No Dia do Trabalhador, o pré-candidato à Presidência Romeu Zema (Novo) declarou que, se eleito, vai mudar a lei brasileira para permitir o trabalho de crianças.
A afirmação foi feita ao vivo no podcast Inteligência Ltda, nesta sexta-feira (1º). A legislação proíbe o trabalho de menores de 16 anos. A partir dos 14, é permitida apenas a modalidade de aprendiz, com regras específicas.
Durante o podcast, Zema contou que trabalhou desde os 5 anos ao lado do pai, que vendia peças automotivas. O pré-candidato disse ter tirado a Carteira de Trabalho aos 14 anos. “Eu trabalho desde que eu aprendi a contar”, afirmou.
O ex-governador de Minas Gerais reconheceu que estudar deve ser a prioridade das crianças, mas defendeu que elas “podem ajudar com questões simples, com questões ao alcance delas” ao trabalhar. Para ele, a proibição ao trabalho infantil existe hoje por causa da esquerda.
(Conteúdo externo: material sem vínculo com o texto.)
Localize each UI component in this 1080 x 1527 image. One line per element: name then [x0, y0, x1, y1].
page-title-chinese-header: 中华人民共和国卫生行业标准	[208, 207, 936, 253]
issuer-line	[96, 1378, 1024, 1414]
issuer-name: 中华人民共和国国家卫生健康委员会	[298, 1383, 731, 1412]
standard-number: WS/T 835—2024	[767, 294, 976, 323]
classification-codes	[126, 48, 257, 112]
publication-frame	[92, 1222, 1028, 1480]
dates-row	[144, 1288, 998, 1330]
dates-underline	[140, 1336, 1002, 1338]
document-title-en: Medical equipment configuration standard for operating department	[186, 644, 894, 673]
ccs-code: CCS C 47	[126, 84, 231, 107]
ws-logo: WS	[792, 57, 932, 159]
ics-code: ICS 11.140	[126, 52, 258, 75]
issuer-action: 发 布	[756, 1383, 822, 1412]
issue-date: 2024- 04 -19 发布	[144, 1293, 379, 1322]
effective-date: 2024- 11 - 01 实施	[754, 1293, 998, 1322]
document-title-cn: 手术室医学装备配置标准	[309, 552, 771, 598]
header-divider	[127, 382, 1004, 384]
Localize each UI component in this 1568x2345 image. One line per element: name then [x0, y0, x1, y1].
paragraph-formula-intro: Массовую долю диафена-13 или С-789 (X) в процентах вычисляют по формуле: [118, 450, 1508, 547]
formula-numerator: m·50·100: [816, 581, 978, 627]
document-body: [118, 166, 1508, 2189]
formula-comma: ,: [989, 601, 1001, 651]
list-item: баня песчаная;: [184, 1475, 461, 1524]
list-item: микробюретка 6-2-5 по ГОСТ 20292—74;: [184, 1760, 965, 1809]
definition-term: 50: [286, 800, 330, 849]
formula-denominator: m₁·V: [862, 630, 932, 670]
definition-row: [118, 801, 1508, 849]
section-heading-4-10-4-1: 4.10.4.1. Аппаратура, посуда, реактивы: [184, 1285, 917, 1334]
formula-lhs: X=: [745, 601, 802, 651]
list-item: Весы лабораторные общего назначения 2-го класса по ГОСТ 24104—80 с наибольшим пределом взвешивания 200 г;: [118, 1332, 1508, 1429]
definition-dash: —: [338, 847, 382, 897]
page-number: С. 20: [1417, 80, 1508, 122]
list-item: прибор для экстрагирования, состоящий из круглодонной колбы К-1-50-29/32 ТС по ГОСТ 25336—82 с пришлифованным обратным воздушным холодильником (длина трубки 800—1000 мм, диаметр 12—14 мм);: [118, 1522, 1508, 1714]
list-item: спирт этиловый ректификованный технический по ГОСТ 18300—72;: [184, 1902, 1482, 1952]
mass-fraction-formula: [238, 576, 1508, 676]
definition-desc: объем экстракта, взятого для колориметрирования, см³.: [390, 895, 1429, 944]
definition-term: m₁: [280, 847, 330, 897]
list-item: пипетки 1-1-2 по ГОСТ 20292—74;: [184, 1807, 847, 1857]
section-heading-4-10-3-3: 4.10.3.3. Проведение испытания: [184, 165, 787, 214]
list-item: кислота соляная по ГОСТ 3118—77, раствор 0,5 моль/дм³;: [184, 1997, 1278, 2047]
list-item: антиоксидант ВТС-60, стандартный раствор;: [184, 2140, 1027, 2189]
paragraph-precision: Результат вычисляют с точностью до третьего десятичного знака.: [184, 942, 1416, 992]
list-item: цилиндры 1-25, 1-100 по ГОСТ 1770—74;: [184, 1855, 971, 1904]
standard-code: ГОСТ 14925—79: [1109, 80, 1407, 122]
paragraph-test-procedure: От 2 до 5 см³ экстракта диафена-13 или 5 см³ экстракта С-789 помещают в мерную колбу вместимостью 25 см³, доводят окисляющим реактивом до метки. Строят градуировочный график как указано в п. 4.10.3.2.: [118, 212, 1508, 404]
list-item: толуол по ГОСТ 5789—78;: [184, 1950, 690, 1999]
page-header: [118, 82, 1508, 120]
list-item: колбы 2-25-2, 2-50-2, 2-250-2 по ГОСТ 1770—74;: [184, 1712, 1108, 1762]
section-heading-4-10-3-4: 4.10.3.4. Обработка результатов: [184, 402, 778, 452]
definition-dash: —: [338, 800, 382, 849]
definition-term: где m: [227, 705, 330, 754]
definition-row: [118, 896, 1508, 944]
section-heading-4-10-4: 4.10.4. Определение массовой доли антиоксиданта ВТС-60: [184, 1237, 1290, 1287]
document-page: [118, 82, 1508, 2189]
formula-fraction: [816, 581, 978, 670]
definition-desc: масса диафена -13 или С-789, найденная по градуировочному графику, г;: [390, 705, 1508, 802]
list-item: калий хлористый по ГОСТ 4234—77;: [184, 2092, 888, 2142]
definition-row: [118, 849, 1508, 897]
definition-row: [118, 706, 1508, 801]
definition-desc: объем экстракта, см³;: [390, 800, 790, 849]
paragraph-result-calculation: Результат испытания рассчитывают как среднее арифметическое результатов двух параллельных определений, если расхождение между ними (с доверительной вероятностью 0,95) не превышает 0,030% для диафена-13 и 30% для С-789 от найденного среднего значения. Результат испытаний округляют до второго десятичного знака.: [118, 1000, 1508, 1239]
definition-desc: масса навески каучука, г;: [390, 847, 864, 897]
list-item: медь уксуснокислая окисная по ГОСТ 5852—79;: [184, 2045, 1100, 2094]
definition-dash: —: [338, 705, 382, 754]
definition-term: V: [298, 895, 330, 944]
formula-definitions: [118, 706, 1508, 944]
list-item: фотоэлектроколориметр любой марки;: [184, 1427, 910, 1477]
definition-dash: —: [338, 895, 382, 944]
A declaração não é episódio isolado. Uma semana antes, no mesmo perfil de candidato disposto a provocar, Zema chamou de “populismo” o fim da escala 6×1 e classificou três ministros do STF como “frutas podres”.
No mesmo 1º de Maio em que Zema defendia o trabalho infantil ao vivo no podcast Inteligência Ltda, o presidente Lula celebrava nas redes a ampliação da licença-paternidade e a isenção do Imposto de Renda. O contraste entre os dois políticos resume o embate de projetos que deve definir as eleições de 2026.
A declaração foi feita em data simbólica: o Dia do Trabalhador, historicamente associado às conquistas dos direitos do trabalho. Ao defender o fim da proibição justamente no 1º de Maio, Zema sinalizou uma postura de confronto com as convenções políticas que cercam o tema — postura alinhada ao que o próprio candidato vem adotando ao longo da pré-campanha presidencial.